Of course, no long journey is perfect. In 1972, one traveler said the train trip "caused more hard words to be spoken than can be erased from the big book for many a day."

Getting across the country by (wo)manpower

One of the most extraordinary journeys that was undertaken during the 1800s wasn't from east to west, and it wasn't undertaken by a man.

An article in the San Francisco Call from May 5, 1896 explained the crazy plan: "Mrs. H. Estby and her daughter, aged 18, leave tomorrow morning to walk to New York City. They are respectable but will 'rough it' as regular tramps and carry no baggage." Respectable women walking alone across town was scandalous, let alone doing something no one had ever tried before. (Although Frank Weaver had made a cross-country trip by bicycle in 1890.) But times were hard, and the women had good reason, since "Mrs. Estby is the mother of eight children, all of whom are living with their father on a ranch near here, except the one going with her. The family is poor, and the ranch is mortgaged. Mrs. Estby, seeing no other way of getting out, concluded to make the journey afoot."

How would walking across the country save the farm? Well, some person or group or company (unfortunately this detail was lost somewhere over the past century, according to Transportation History) was offering $10,000 to the first woman to accomplish the feat. For seven and a half months, going around 30 miles a day, working along the way to pay for food and board, the mother and daughter made their way to New York ... whereupon the sponsors refused to give them the prize on a technicality, and wouldn't even pay for the women to get home.

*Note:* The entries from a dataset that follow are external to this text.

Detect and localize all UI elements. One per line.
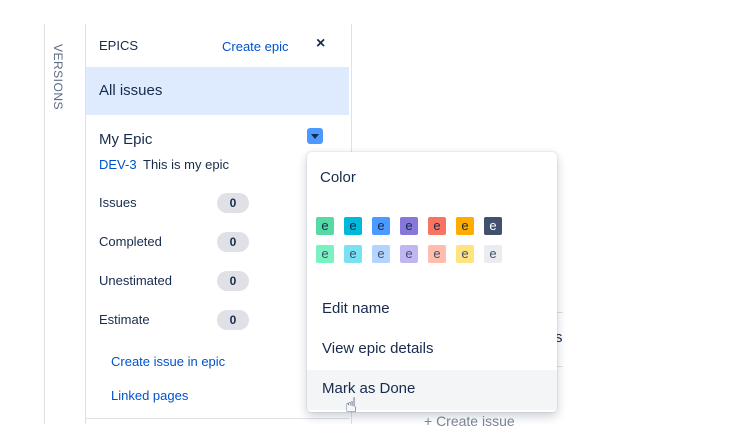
stat-completed-label: Completed bbox=[99, 234, 162, 249]
stat-completed-badge: 0 bbox=[217, 232, 249, 252]
color-swatch-light-4[interactable]: e bbox=[400, 245, 418, 263]
board-create-issue-button[interactable]: + Create issue bbox=[424, 413, 515, 429]
stat-issues-badge: 0 bbox=[217, 193, 249, 213]
all-issues-label: All issues bbox=[99, 82, 163, 99]
board-divider bbox=[557, 312, 563, 313]
edit-name-menu-item[interactable]: Edit name bbox=[307, 290, 557, 330]
close-icon[interactable]: × bbox=[316, 35, 325, 53]
side-tab-divider bbox=[44, 24, 45, 424]
create-epic-link[interactable]: Create epic bbox=[222, 39, 288, 54]
linked-pages-link[interactable]: Linked pages bbox=[111, 388, 188, 403]
color-swatch-light-1[interactable]: e bbox=[316, 245, 334, 263]
mark-as-done-label: Mark as Done bbox=[322, 380, 416, 397]
color-swatch-dark-1[interactable]: e bbox=[316, 217, 334, 235]
color-swatch-dark-2[interactable]: e bbox=[344, 217, 362, 235]
epic-menu-dropdown-button[interactable] bbox=[307, 128, 323, 144]
hand-cursor-icon: ☝ bbox=[345, 395, 358, 417]
epic-key-link[interactable]: DEV-3 bbox=[99, 157, 137, 172]
create-issue-in-epic-link[interactable]: Create issue in epic bbox=[111, 354, 225, 369]
stat-issues-label: Issues bbox=[99, 195, 137, 210]
color-swatch-dark-6[interactable]: e bbox=[456, 217, 474, 235]
color-swatch-dark-5[interactable]: e bbox=[428, 217, 446, 235]
color-swatch-light-5[interactable]: e bbox=[428, 245, 446, 263]
epics-panel-title: EPICS bbox=[99, 38, 139, 53]
view-epic-details-label: View epic details bbox=[322, 340, 434, 357]
color-swatch-dark-7[interactable]: e bbox=[484, 217, 502, 235]
stat-unestimated-label: Unestimated bbox=[99, 273, 172, 288]
color-swatch-dark-4[interactable]: e bbox=[400, 217, 418, 235]
color-swatch-light-3[interactable]: e bbox=[372, 245, 390, 263]
stat-estimate-badge: 0 bbox=[217, 310, 249, 330]
color-swatch-dark-3[interactable]: e bbox=[372, 217, 390, 235]
color-swatch-light-6[interactable]: e bbox=[456, 245, 474, 263]
edit-name-label: Edit name bbox=[322, 300, 390, 317]
epic-summary: This is my epic bbox=[143, 157, 229, 172]
stat-unestimated-badge: 0 bbox=[217, 271, 249, 291]
color-heading: Color bbox=[320, 169, 356, 186]
color-swatch-light-2[interactable]: e bbox=[344, 245, 362, 263]
stat-estimate-label: Estimate bbox=[99, 312, 150, 327]
board-divider bbox=[557, 366, 563, 367]
epic-name[interactable]: My Epic bbox=[99, 131, 152, 148]
versions-tab[interactable]: VERSIONS bbox=[51, 44, 65, 110]
panel-divider bbox=[86, 418, 349, 419]
color-swatch-light-7[interactable]: e bbox=[484, 245, 502, 263]
view-epic-details-menu-item[interactable]: View epic details bbox=[307, 330, 557, 370]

The first cross-country car journey was the end of an era

You could argue that in Britain, the 19th century didn't really end until 1901, with the death of Queen Victoria. In America, the key date could be seen as 1903, when the first person crossed the country by car. This signaled a new era, one where the West was no longer wild or out of reach to anyone. The continent had been crossed by foot, wagon, train, and now the newfangled car was added to the list.

H. Nelson Jackson, a doctor, and Sewall K. Crocker, a mechanic, drove from San Francisco to New York City after Jackson's friends said they didn't think it was possible. "The majority opinion expressed was that, save for short distances, the automobile was an unreliable novelty," Jackson would later explain (via SFGate). "Everyone pooh-poohed the idea of even attempting such a journey." So the two men and a dog named Bud set off.

While no one today would consider their trek easy, they managed it without major issues in just 63 days. Jackson spent $8,000 on the trip, which was a lot of money back then, but that number does include the cost of the car. Others were inspired, and copycat cross-country trips started by the dozens. The trip "was a pivotal moment in American automotive history," said Roger White, curator at the Smithsonian National Museum of American History. "At the time they made the trip, there was a perception that the American frontier was closed. The Jackson-Crocker trip excited people across the nation. It got people thinking about long-distance highways."